A multidisciplinary team led by WashU chemists repurposed an antimalarial drug in the fight against antibiotic resistance.
A team of chemists, biologists, and microbiologists led by researchers at WashU have found a way to tweak an antimalarial drug and turn it into a potent antibiotic, part of a project more than 20 years in the making. Importantly, the new antibiotic should be largely impervious to the tricks that bacteria have evolved to become resistant to other drugs. “Antibiotic resistance is one of the biggest problems in medicine,” said Timothy Wencewicz, an associate professor of chemistry. “This is just one step on a long journey to a new drug, but we proved that our concept worked.”
The lead author of the study, John Georgiades, AB ’24, is now a graduate student at Princeton University who took over the project while he was an undergraduate in Wencewicz’s lab. Other co-authors include Joseph Jez, the Spencer T. Olin Professor in Biology; Christina Stallings, a professor of molecular microbiology at the School of Medicine; and Bruce Hathaway, a professor emeritus at Southeast Missouri State University. The findings were published in ACS Infectious Diseases, a journal of the American Chemical Society.
A new approach to antibiotics is sorely needed because many common drugs are losing their punch, Wencewicz said. He points to Bactrim, a combination of the drugs sulfamethoxazole and trimethoprim. Often prescribed to treat ear infections and urinary tract infections, Bactrim blocks a bacteria’s ability to produce folate, an important nutrient for fast-growing germs. “It’s been prescribed so often that resistance is now very common,” Wencewicz said. “For a long time, people have been thinking about what’s going to replace Bactrim and where we go from here.”

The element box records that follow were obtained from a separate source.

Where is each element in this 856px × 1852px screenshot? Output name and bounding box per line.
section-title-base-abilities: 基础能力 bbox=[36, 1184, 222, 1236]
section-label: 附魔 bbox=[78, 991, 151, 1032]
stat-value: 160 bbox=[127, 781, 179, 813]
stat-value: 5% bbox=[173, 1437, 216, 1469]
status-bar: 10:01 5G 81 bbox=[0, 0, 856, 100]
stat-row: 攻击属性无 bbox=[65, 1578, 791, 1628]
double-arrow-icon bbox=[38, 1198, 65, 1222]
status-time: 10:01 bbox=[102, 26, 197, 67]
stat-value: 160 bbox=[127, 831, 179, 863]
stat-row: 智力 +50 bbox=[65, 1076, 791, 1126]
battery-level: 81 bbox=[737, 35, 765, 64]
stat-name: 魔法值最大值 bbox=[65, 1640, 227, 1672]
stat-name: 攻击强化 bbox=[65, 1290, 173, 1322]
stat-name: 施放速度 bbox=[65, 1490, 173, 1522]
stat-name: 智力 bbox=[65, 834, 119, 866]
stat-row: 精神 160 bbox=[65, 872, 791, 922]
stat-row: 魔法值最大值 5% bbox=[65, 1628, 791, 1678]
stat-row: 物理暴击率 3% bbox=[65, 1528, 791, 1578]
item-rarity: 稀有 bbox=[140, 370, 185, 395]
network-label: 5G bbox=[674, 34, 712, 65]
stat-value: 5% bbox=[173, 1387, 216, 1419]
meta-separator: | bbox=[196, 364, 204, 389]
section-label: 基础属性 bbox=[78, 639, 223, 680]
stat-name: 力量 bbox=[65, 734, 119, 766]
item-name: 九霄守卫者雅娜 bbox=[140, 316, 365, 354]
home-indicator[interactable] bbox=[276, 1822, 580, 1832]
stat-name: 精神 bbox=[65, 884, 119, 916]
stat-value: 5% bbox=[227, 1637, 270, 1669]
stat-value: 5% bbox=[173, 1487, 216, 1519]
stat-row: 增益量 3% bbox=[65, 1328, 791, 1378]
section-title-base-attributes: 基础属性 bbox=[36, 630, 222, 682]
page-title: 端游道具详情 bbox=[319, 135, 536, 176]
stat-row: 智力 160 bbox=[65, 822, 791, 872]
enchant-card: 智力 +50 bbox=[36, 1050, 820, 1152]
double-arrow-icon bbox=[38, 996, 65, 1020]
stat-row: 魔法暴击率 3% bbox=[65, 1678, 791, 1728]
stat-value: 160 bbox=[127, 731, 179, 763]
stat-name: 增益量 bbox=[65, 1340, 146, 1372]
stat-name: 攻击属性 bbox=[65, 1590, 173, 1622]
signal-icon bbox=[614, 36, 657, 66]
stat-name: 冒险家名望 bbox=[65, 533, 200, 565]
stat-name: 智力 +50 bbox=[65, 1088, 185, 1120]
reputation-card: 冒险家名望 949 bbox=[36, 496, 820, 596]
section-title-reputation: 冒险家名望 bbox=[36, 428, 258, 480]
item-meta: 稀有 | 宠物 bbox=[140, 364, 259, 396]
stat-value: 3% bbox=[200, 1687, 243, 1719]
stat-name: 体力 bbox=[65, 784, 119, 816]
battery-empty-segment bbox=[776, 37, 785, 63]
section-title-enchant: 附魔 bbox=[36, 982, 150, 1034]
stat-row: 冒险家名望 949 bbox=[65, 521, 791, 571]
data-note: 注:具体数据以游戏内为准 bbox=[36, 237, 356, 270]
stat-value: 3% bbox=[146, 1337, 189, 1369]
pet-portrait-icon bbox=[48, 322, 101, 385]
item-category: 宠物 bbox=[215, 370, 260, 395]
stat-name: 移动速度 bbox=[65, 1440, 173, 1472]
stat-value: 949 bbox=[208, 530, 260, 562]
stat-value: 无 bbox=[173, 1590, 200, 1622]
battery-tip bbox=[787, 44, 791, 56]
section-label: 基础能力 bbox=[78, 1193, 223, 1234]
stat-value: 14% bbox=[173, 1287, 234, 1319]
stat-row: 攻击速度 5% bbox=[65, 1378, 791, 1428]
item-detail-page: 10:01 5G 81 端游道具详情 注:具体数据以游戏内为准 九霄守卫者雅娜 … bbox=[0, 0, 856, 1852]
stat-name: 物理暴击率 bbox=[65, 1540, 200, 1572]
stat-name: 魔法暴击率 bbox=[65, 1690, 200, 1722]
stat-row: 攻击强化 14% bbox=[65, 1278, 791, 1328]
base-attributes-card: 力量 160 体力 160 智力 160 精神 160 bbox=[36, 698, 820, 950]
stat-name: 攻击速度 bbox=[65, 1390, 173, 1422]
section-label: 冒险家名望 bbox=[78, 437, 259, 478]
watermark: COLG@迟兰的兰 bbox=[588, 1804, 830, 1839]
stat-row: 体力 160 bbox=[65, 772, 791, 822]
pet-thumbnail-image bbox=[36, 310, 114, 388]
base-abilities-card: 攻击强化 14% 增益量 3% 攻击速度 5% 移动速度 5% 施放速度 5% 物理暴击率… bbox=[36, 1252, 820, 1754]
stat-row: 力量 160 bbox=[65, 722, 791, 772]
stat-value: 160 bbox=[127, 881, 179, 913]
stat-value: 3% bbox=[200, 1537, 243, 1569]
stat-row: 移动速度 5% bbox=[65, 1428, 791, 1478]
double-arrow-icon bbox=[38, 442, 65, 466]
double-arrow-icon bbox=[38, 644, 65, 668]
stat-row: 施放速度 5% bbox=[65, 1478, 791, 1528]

Instead of creating new antibiotics out of whole cloth, Georgiades, Wencewicz, and their team used chemistry to tweak cycloguanil, an existing drug used to treat malaria. “It’s a slick way to give new life to a drug that is already FDA-approved,” Wencewicz said. Like Bactrim, cycloguanil works by blocking the enzymes that organisms need to produce folate. It has saved millions of people from malaria over the decades, but it was useless against bacteria because it didn’t have a way to penetrate the membrane that surrounds bacterial cells.
After many trials, researchers were able to attach various chemical keys to cycloguanil that opened the door to the bacterial membrane. Once the new compounds reached the inner workings of the cell, they staged a two-pronged attack on the enzymes that bacteria need to produce folate. “Dual-action antibiotics tend to be much more effective than drugs that just take one approach,” Wencewicz said. Bacteria may be able to evolve resistance to one part of the attack, but they won’t easily find a way to stop both at once, he explained.
The new compound proved to be effective against a wide range of bacteria, including Escherichia coli and Staphylococcus aureus, two of the most common causes of bacterial infections. Unlike Bactrim and other existing drugs that target folate, some of the new compounds also showed power against Pseudomonas aeruginosa, a pathogen that often infects people with weakened immune systems.
Although several compounds showed promise in the lab, Wencewicz knew he had to dig deeper to really complete the mission. “We needed to understand how these compounds were working on a molecular level,” he said. “That’s where John Georgiades stepped in.”
Georgiades, a Beckman Scholar and a Goldwater Scholar during his time at WashU, worked with Jez to use X-ray crystallography to determine the structures of the chemical keys — a crucial step in understanding their antibacterial potential. “We chose a couple of compounds that showed the most potential and really drilled down to investigate their mechanisms,” Georgiades said.
Georgiades also collaborated with Stallings to show that the new compound was effective against Mycobacterium abscessus, an especially hard-to-treat organism that can cause lung infections and other illnesses in individuals with cystic fibrosis. “The collaborative atmosphere at WashU made this project possible,” Georgiades said. “There are more than 20 people on this paper from several institutions, and they all played a part.”
Wencewicz’s role in the project goes back to his time as an undergraduate at Southeast Missouri State University. That’s where he first met Hathaway, a chemist who had been tinkering with antibiotic compounds since his own days as a postdoctoral researcher in the early 1980s. Hathaway, now a professor emeritus of chemistry at SEMO, laid the foundation for this antibiotic development.
“This work breaks new ground on work that started at the beginning of my professional career,” Hathaway said. “Since I have retired, in some ways, this is my crowning achievement. I’m very grateful to Tim and everyone who saw the promise of this line of research and brought it to the next level.”
The collaboration between Wencewicz and Hathaway spanned several institutions and nearly two decades. They were determined to find the right chemical keys to help existing drugs penetrate bacterial membranes. Eventually, Wencewicz amassed a collection of candidate compounds that he carried with him as his career took him to the University of Notre Dame, Harvard, and eventually WashU.
“Antibiotics used to be the backbone of the pharmaceutical industry, but now it’s sort of an orphan class of drugs,” Wencewicz said. “As academics, we can come in, take the risk, and generate the knowledge base that will provide new breakthroughs.”